-3

I have a character vector of misspelled words:

wordswrong <- c("veh", "crrts", "ornges")
wordscorrect <- c("vehicle", "carrots", "oranges")

Here's a dataframe:

words <- data.frame(terms = c("crrts oranges",
+                               "car is a veh", 
+                               "orngs bannas peas"))

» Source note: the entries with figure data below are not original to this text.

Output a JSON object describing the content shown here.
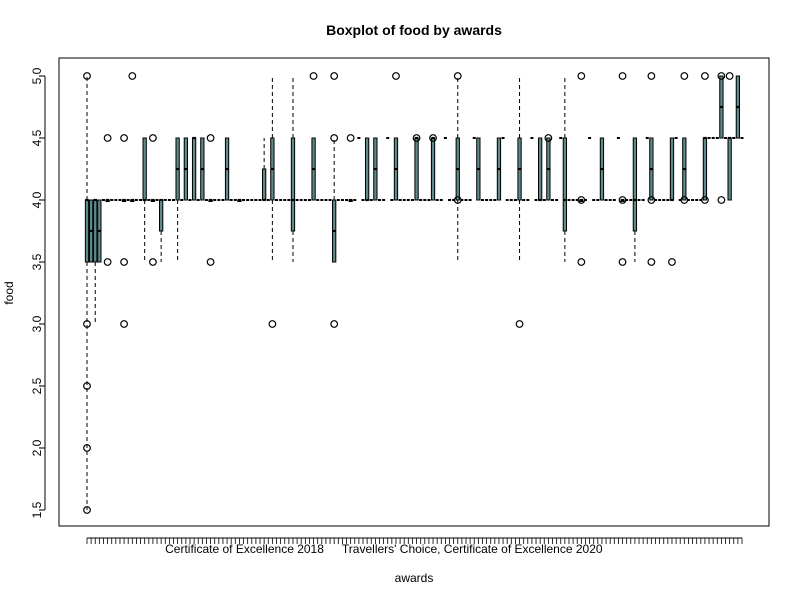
{
  "chart_data": {
    "type": "boxplot",
    "title": "Boxplot of food by awards",
    "xlabel": "awards",
    "ylabel": "food",
    "ylim": [
      1.5,
      5.0
    ],
    "yticks": [
      1.5,
      2.0,
      2.5,
      3.0,
      3.5,
      4.0,
      4.5,
      5.0
    ],
    "ytick_labels": [
      "1.5",
      "2.0",
      "2.5",
      "3.0",
      "3.5",
      "4.0",
      "4.5",
      "5.0"
    ],
    "n_groups": 160,
    "visible_category_labels": [
      {
        "group": 18,
        "label": "Certificate of Excellence 2018"
      },
      {
        "group": 58,
        "label": "Travellers' Choice, Certificate of Excellence 2020"
      }
    ],
    "box_color": "#5f8a8b",
    "groups": [
      {
        "group": 0,
        "min": 1.5,
        "q1": 3.5,
        "median": 4.0,
        "q3": 4.0,
        "max": 5.0,
        "outliers": [
          5.0,
          2.5,
          2.0,
          1.5,
          3.0
        ]
      },
      {
        "group": 1,
        "min": 3.5,
        "q1": 3.5,
        "median": 3.75,
        "q3": 4.0,
        "max": 4.0,
        "outliers": []
      },
      {
        "group": 2,
        "min": 3.0,
        "q1": 3.5,
        "median": 4.0,
        "q3": 4.0,
        "max": 4.0,
        "outliers": []
      },
      {
        "group": 3,
        "min": 3.5,
        "q1": 3.5,
        "median": 3.75,
        "q3": 4.0,
        "max": 4.0,
        "outliers": []
      },
      {
        "group": 5,
        "min": 4.0,
        "q1": 4.0,
        "median": 4.0,
        "q3": 4.0,
        "max": 4.0,
        "outliers": [
          4.5,
          3.5
        ]
      },
      {
        "group": 9,
        "min": 4.0,
        "q1": 4.0,
        "median": 4.0,
        "q3": 4.0,
        "max": 4.0,
        "outliers": [
          4.5,
          3.5,
          3.0
        ]
      },
      {
        "group": 11,
        "min": 4.0,
        "q1": 4.0,
        "median": 4.0,
        "q3": 4.0,
        "max": 4.0,
        "outliers": [
          5.0
        ]
      },
      {
        "group": 14,
        "min": 3.5,
        "q1": 4.0,
        "median": 4.0,
        "q3": 4.5,
        "max": 4.5,
        "outliers": []
      },
      {
        "group": 16,
        "min": 4.0,
        "q1": 4.0,
        "median": 4.0,
        "q3": 4.0,
        "max": 4.0,
        "outliers": [
          4.5,
          3.5
        ]
      },
      {
        "group": 18,
        "min": 3.5,
        "q1": 3.75,
        "median": 4.0,
        "q3": 4.0,
        "max": 4.0,
        "outliers": []
      },
      {
        "group": 22,
        "min": 3.5,
        "q1": 4.0,
        "median": 4.25,
        "q3": 4.5,
        "max": 4.5,
        "outliers": []
      },
      {
        "group": 24,
        "min": 4.0,
        "q1": 4.0,
        "median": 4.25,
        "q3": 4.5,
        "max": 4.5,
        "outliers": []
      },
      {
        "group": 26,
        "min": 4.0,
        "q1": 4.0,
        "median": 4.5,
        "q3": 4.5,
        "max": 4.5,
        "outliers": []
      },
      {
        "group": 28,
        "min": 4.0,
        "q1": 4.0,
        "median": 4.25,
        "q3": 4.5,
        "max": 4.5,
        "outliers": []
      },
      {
        "group": 30,
        "min": 4.0,
        "q1": 4.0,
        "median": 4.0,
        "q3": 4.0,
        "max": 4.0,
        "outliers": [
          4.5,
          3.5
        ]
      },
      {
        "group": 34,
        "min": 4.0,
        "q1": 4.0,
        "median": 4.25,
        "q3": 4.5,
        "max": 4.5,
        "outliers": []
      },
      {
        "group": 37,
        "min": 4.0,
        "q1": 4.0,
        "median": 4.0,
        "q3": 4.0,
        "max": 4.0,
        "outliers": []
      },
      {
        "group": 43,
        "min": 4.0,
        "q1": 4.0,
        "median": 4.0,
        "q3": 4.25,
        "max": 4.5,
        "outliers": []
      },
      {
        "group": 45,
        "min": 3.5,
        "q1": 4.0,
        "median": 4.25,
        "q3": 4.5,
        "max": 5.0,
        "outliers": [
          3.0
        ]
      },
      {
        "group": 50,
        "min": 3.5,
        "q1": 3.75,
        "median": 4.0,
        "q3": 4.5,
        "max": 5.0,
        "outliers": []
      },
      {
        "group": 55,
        "min": 4.0,
        "q1": 4.0,
        "median": 4.25,
        "q3": 4.5,
        "max": 4.5,
        "outliers": [
          5.0
        ]
      },
      {
        "group": 60,
        "min": 3.5,
        "q1": 3.5,
        "median": 3.75,
        "q3": 4.0,
        "max": 4.5,
        "outliers": [
          5.0,
          4.5,
          3.0
        ]
      },
      {
        "group": 64,
        "min": 4.0,
        "q1": 4.0,
        "median": 4.0,
        "q3": 4.0,
        "max": 4.0,
        "outliers": [
          4.5
        ]
      },
      {
        "group": 68,
        "min": 4.0,
        "q1": 4.0,
        "median": 4.0,
        "q3": 4.5,
        "max": 4.5,
        "outliers": []
      },
      {
        "group": 70,
        "min": 4.0,
        "q1": 4.0,
        "median": 4.25,
        "q3": 4.5,
        "max": 4.5,
        "outliers": []
      },
      {
        "group": 75,
        "min": 4.0,
        "q1": 4.0,
        "median": 4.25,
        "q3": 4.5,
        "max": 4.5,
        "outliers": [
          5.0
        ]
      },
      {
        "group": 80,
        "min": 4.0,
        "q1": 4.0,
        "median": 4.5,
        "q3": 4.5,
        "max": 4.5,
        "outliers": [
          4.5
        ]
      },
      {
        "group": 84,
        "min": 4.0,
        "q1": 4.0,
        "median": 4.5,
        "q3": 4.5,
        "max": 4.5,
        "outliers": [
          4.5
        ]
      },
      {
        "group": 90,
        "min": 3.5,
        "q1": 4.0,
        "median": 4.25,
        "q3": 4.5,
        "max": 5.0,
        "outliers": [
          5.0,
          4.0
        ]
      },
      {
        "group": 95,
        "min": 4.0,
        "q1": 4.0,
        "median": 4.25,
        "q3": 4.5,
        "max": 4.5,
        "outliers": []
      },
      {
        "group": 100,
        "min": 4.0,
        "q1": 4.0,
        "median": 4.25,
        "q3": 4.5,
        "max": 4.5,
        "outliers": []
      },
      {
        "group": 105,
        "min": 3.5,
        "q1": 4.0,
        "median": 4.25,
        "q3": 4.5,
        "max": 5.0,
        "outliers": [
          3.0
        ]
      },
      {
        "group": 110,
        "min": 4.0,
        "q1": 4.0,
        "median": 4.0,
        "q3": 4.5,
        "max": 4.5,
        "outliers": []
      },
      {
        "group": 112,
        "min": 4.0,
        "q1": 4.0,
        "median": 4.25,
        "q3": 4.5,
        "max": 4.5,
        "outliers": [
          4.5
        ]
      },
      {
        "group": 116,
        "min": 3.5,
        "q1": 3.75,
        "median": 4.0,
        "q3": 4.5,
        "max": 5.0,
        "outliers": []
      },
      {
        "group": 120,
        "min": 4.0,
        "q1": 4.0,
        "median": 4.0,
        "q3": 4.0,
        "max": 4.0,
        "outliers": [
          5.0,
          4.0,
          3.5
        ]
      },
      {
        "group": 125,
        "min": 4.0,
        "q1": 4.0,
        "median": 4.25,
        "q3": 4.5,
        "max": 4.5,
        "outliers": []
      },
      {
        "group": 130,
        "min": 4.0,
        "q1": 4.0,
        "median": 4.0,
        "q3": 4.0,
        "max": 4.0,
        "outliers": [
          5.0,
          4.0,
          3.5
        ]
      },
      {
        "group": 133,
        "min": 3.5,
        "q1": 3.75,
        "median": 4.0,
        "q3": 4.5,
        "max": 4.5,
        "outliers": []
      },
      {
        "group": 137,
        "min": 4.0,
        "q1": 4.0,
        "median": 4.25,
        "q3": 4.5,
        "max": 4.5,
        "outliers": [
          5.0,
          4.0,
          3.5
        ]
      },
      {
        "group": 142,
        "min": 4.0,
        "q1": 4.0,
        "median": 4.0,
        "q3": 4.5,
        "max": 4.5,
        "outliers": [
          3.5
        ]
      },
      {
        "group": 145,
        "min": 4.0,
        "q1": 4.0,
        "median": 4.25,
        "q3": 4.5,
        "max": 4.5,
        "outliers": [
          5.0,
          4.0
        ]
      },
      {
        "group": 150,
        "min": 4.0,
        "q1": 4.0,
        "median": 4.5,
        "q3": 4.5,
        "max": 4.5,
        "outliers": [
          5.0,
          4.0
        ]
      },
      {
        "group": 154,
        "min": 4.5,
        "q1": 4.5,
        "median": 4.75,
        "q3": 5.0,
        "max": 5.0,
        "outliers": [
          5.0,
          4.0
        ]
      },
      {
        "group": 156,
        "min": 4.0,
        "q1": 4.0,
        "median": 4.5,
        "q3": 4.5,
        "max": 4.5,
        "outliers": [
          5.0
        ]
      },
      {
        "group": 158,
        "min": 4.5,
        "q1": 4.5,
        "median": 4.75,
        "q3": 5.0,
        "max": 5.0,
        "outliers": []
      }
    ]
  }
}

How can I go through each word in words$terms and update based on my two vectors?

Doug Fir
  • 19,971
  • 47
  • 169
  • 299
  • Try `for(i in seq_along(wordswrong)) words$terms <- gsub(wordswrong[i], wordscorrect[i], words$terms)` or `library(qdap); words$terms <- mgsub(wordswrong, wordscorrect, words$terms)` – akrun Jun 30 '17 at 07:02
  • Thanks @akrun! I'm sure I have a memory of once seeing code where someone used a lookup table along the lines of df$wrongwords <- lut (lookuptable). Does this sound familiar? Or maybe it's the wrong context for a list? Or perhaps since each cell is not an exact lookup I cannot go this route – Doug Fir Jun 30 '17 at 07:04
  • 1
    Oh hang on, mgsub looks perfect! Cheers for the tip – Doug Fir Jun 30 '17 at 07:05

1 Answers1

1

We can use mgsub from qdap

library(qdap)
words$terms <- mgsub(wordswrong, wordscorrect, words$terms)
akrun
  • 874,273
  • 37
  • 540
  • 662